Excellent news on the new trains. Really need once an hour, and starting out of Olympia-Lacey. Because between 6AM and 9AM any weekday. I-5 between Olympia and Tacoma is south end of the parking lot beginning in Everett. PM reverse, same risk, this time pre-supper starvation.
Based on experience, diversion through Puyallup a lot easier to take than a direct stop and go ride between one and five miles an hour. I anybody can tell me a faster way to restore any speed on that corridor than using existing railway, let’s hear it.
Because got to say, right now I-5 has turned me from a transit passenger to a motorist. Tacoma Dome has excellent free parking, and choice of Sounder and two bus routes- 574 to LINK less chance of getting stuck in traffic than 594- though still risky.
Also takes away worry of missing last bus back to Olympia. Have had to pay $50 van fare from Airport.
Freeway-free route? I’ve found one. Where? Finders keepers, losers try my morning commute on a bus, and tell me buses are as good or better than trains.
As already pointed out, parking problem seriously understated. Though Lacey station is a 20 minute express bus ride- if there was one- from Downtown Olympia. Though given sprawl, some other routes needed too.
Because I think change Sounder ridership will be on same order as when UW Station opened.
Mark Dublin
I wish Intercity would add a timed express bus transfer for this sounder departure at least(in my dream world it would skip Lacey, at the very least martin way p&r) right now that 10:18 hit right between a (estimated) 9:47 and 11:17 arrival at lakewood station
Well, the fastest way to restore speed on that corridor would probably be tolls.
Of course, we know that’s not going to happen.
You’ve got me interested, Glenn. But since I’m pretty sure most of these are work trips, wouldn’t drivers just consider it one more nickle in the 50 pound sack of dimes around their necks and just pay-to-stay. Stuck?
Or will there be a plan to use the tolls for transit good enough that people will consider it and ST (whatever) and enough of them ride transit so at least somebody is actually moving?
Mark
Now I don’t believe this, but many are wondering if the new trip was specifically created for ST board members. They say the timing of the trip is suspicious. Some speculate that the arrival time in Seattle, just before the board meeting starts, is no coincidence. Hmmm.
[citation needed] [who?] [weasel words]
Hey, don’t shoot the messenger. Your beef isn’t with me, it’s with many, some and they.
Sam, it will really be great if you’re right. But even better if every elected politician responsible for transit has to go to all the meetings aboard some kind of transit service.
Especially if some of didn’t get to vote on things their constituents demanded because their bus got stuck in traffic.
Because even if one of their two train cars is a lounge car with crystal chandeliers and a sign saying “No smoking anything not from Havanna and costing less than three hundred dollars per cigar!”…
At least they’d be on something that was transit. Though would be great to see how those tycoons would look at lounging on the rear platform of a bus in a lane reserved with a diamond and a paint stripe.

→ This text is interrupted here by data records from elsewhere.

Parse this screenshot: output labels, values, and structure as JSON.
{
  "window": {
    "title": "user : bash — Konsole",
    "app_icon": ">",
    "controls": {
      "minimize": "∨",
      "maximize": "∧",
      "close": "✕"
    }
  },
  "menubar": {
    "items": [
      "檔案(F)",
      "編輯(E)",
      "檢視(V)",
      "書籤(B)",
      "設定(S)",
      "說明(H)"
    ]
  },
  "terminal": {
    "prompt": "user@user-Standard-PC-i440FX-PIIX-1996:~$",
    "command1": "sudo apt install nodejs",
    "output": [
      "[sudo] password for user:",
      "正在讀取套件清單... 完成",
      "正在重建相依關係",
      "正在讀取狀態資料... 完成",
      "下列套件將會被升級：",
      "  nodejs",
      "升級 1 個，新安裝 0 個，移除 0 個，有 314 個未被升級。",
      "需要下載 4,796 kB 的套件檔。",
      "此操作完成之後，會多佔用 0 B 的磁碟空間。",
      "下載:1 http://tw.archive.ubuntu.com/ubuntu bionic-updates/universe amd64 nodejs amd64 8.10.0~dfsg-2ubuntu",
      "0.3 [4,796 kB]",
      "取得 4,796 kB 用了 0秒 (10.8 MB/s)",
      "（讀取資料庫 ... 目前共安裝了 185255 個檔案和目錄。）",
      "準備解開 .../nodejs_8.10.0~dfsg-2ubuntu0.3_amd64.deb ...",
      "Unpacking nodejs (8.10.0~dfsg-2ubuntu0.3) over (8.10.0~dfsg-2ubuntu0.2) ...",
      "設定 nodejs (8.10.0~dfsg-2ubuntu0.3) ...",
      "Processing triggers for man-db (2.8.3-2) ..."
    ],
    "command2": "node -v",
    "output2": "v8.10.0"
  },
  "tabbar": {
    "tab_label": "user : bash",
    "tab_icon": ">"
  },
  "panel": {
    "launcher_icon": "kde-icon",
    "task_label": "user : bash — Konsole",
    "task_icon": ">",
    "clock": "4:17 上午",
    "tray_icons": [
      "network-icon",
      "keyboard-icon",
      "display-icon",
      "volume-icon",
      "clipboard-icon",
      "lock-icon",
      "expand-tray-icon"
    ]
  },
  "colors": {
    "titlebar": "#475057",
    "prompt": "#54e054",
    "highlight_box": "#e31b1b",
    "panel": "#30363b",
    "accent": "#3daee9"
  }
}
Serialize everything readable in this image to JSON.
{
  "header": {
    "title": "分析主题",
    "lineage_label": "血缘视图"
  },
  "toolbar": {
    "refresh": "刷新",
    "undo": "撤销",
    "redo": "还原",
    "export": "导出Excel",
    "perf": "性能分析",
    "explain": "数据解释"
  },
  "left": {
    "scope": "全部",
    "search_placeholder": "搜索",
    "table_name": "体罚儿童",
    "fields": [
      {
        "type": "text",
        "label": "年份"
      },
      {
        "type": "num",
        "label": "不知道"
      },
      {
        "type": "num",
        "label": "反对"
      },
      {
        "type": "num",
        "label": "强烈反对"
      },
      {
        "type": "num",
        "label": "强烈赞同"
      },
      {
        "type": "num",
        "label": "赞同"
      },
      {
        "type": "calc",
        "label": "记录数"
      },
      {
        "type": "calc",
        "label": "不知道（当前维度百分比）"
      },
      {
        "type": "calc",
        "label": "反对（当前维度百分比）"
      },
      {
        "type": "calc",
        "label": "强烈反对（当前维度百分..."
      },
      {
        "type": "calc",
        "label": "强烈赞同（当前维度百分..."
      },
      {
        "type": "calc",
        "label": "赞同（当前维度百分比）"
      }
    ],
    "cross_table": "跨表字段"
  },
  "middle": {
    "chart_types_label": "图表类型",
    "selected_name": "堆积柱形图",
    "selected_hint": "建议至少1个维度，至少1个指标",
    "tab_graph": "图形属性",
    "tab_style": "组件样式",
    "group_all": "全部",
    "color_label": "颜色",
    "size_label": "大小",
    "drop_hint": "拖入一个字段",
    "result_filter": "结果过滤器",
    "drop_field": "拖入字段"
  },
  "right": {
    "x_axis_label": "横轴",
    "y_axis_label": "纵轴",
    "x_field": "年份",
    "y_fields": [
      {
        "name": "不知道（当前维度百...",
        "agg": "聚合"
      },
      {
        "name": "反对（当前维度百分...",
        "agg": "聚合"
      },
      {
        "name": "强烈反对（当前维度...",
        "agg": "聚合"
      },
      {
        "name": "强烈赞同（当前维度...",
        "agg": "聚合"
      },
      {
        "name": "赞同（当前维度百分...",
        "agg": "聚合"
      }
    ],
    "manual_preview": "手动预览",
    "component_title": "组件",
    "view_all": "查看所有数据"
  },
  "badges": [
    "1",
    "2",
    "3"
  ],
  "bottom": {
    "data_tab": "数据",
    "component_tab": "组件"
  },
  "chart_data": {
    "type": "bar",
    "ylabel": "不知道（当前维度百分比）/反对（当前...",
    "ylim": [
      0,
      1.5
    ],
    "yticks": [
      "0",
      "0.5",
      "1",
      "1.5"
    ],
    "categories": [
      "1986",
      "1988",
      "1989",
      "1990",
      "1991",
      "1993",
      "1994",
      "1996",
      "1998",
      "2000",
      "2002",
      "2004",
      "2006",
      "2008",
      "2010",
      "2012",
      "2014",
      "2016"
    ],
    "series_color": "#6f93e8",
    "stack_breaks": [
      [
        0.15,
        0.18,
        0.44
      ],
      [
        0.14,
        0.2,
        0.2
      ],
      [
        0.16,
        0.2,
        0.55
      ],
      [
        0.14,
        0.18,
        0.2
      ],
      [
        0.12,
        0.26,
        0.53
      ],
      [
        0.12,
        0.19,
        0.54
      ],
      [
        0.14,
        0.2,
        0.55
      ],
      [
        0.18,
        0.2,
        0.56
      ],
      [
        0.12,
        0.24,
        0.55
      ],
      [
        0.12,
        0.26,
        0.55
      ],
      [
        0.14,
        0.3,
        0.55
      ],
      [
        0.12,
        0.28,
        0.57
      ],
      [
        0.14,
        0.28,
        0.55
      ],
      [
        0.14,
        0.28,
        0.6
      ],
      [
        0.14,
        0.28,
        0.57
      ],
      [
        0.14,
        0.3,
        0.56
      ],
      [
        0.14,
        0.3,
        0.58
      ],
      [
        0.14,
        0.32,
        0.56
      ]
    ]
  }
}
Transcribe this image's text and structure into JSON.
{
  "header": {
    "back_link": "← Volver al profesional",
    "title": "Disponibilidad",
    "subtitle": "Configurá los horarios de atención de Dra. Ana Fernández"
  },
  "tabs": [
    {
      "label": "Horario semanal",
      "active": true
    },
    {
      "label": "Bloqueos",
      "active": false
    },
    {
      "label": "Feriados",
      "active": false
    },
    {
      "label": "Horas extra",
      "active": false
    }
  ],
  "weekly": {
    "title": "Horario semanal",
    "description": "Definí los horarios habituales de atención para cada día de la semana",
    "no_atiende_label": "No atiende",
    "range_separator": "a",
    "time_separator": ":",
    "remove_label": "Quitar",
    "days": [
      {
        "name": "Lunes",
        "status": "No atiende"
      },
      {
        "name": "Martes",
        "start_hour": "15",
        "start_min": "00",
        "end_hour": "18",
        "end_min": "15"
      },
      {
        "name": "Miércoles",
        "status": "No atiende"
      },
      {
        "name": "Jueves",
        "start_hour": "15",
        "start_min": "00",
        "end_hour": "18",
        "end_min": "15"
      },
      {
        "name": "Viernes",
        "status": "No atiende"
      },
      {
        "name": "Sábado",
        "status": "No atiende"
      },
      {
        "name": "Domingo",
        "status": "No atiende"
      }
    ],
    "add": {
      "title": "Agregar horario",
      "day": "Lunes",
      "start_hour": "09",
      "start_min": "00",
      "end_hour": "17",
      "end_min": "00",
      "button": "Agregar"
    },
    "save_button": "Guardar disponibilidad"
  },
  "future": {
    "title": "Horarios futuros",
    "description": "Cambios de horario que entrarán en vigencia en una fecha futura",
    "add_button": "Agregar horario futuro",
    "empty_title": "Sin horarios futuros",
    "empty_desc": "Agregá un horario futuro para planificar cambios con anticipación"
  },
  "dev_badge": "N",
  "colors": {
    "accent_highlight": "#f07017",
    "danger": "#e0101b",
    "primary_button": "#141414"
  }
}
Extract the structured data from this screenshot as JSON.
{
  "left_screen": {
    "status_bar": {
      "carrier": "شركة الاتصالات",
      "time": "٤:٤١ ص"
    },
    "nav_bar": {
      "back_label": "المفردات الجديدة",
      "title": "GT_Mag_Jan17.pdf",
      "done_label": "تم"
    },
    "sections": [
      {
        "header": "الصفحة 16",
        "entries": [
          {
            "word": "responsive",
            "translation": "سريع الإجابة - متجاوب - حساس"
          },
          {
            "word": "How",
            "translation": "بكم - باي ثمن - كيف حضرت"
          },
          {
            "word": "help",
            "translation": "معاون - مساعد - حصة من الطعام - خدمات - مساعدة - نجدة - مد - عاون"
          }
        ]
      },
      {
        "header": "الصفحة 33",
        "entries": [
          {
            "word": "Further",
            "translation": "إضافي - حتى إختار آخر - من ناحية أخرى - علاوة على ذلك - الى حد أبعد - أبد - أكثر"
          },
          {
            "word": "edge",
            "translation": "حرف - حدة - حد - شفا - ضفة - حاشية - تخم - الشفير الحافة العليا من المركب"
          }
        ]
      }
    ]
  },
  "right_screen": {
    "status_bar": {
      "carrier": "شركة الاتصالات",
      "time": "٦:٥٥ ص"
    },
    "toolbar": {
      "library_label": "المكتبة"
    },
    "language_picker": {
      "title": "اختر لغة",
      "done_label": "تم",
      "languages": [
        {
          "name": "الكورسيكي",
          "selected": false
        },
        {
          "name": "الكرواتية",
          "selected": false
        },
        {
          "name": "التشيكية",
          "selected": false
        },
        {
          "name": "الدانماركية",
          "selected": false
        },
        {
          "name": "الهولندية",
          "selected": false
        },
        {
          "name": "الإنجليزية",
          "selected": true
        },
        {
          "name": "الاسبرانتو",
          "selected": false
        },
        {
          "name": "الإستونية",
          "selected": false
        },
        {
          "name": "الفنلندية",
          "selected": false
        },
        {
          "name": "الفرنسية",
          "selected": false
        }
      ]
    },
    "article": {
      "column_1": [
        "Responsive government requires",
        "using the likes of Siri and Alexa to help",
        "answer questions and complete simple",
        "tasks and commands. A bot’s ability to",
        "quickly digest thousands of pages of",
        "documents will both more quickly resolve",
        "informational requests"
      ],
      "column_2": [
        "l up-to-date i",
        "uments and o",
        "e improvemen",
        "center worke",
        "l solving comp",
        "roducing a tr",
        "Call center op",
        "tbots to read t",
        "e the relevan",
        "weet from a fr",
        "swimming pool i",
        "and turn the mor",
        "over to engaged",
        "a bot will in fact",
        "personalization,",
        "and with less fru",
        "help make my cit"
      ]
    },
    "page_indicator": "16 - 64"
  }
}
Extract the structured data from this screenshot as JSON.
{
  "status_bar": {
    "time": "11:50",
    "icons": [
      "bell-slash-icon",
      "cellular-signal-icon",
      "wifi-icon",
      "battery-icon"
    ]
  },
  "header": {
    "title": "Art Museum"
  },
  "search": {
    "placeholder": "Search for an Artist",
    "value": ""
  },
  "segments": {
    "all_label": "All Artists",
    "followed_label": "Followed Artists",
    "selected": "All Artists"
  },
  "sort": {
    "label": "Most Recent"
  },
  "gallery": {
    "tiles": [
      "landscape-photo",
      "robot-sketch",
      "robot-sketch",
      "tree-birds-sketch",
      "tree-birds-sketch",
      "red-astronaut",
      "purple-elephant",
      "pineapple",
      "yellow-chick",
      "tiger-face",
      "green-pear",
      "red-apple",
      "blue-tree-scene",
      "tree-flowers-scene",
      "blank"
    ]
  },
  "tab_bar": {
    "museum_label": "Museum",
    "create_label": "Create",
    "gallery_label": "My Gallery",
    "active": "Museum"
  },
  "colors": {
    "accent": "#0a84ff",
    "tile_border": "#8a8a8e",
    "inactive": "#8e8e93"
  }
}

With the countryside going by at zero over a fender-bender fifteen miles ahead. And all those Seattle motorists wagging fingers and yelling about second hand smoke.
Thanks for the hopeful note.
Mark
It looks like Sound Transit has their bus schedules out for the September service change, and the 596 (Sumner->Bonney Lake shuttle) will, in fact, have a new round trip to connect with the midday train run. So, at least people from Bonney Lake will have a way to get there in the morning after the parking has all filled up.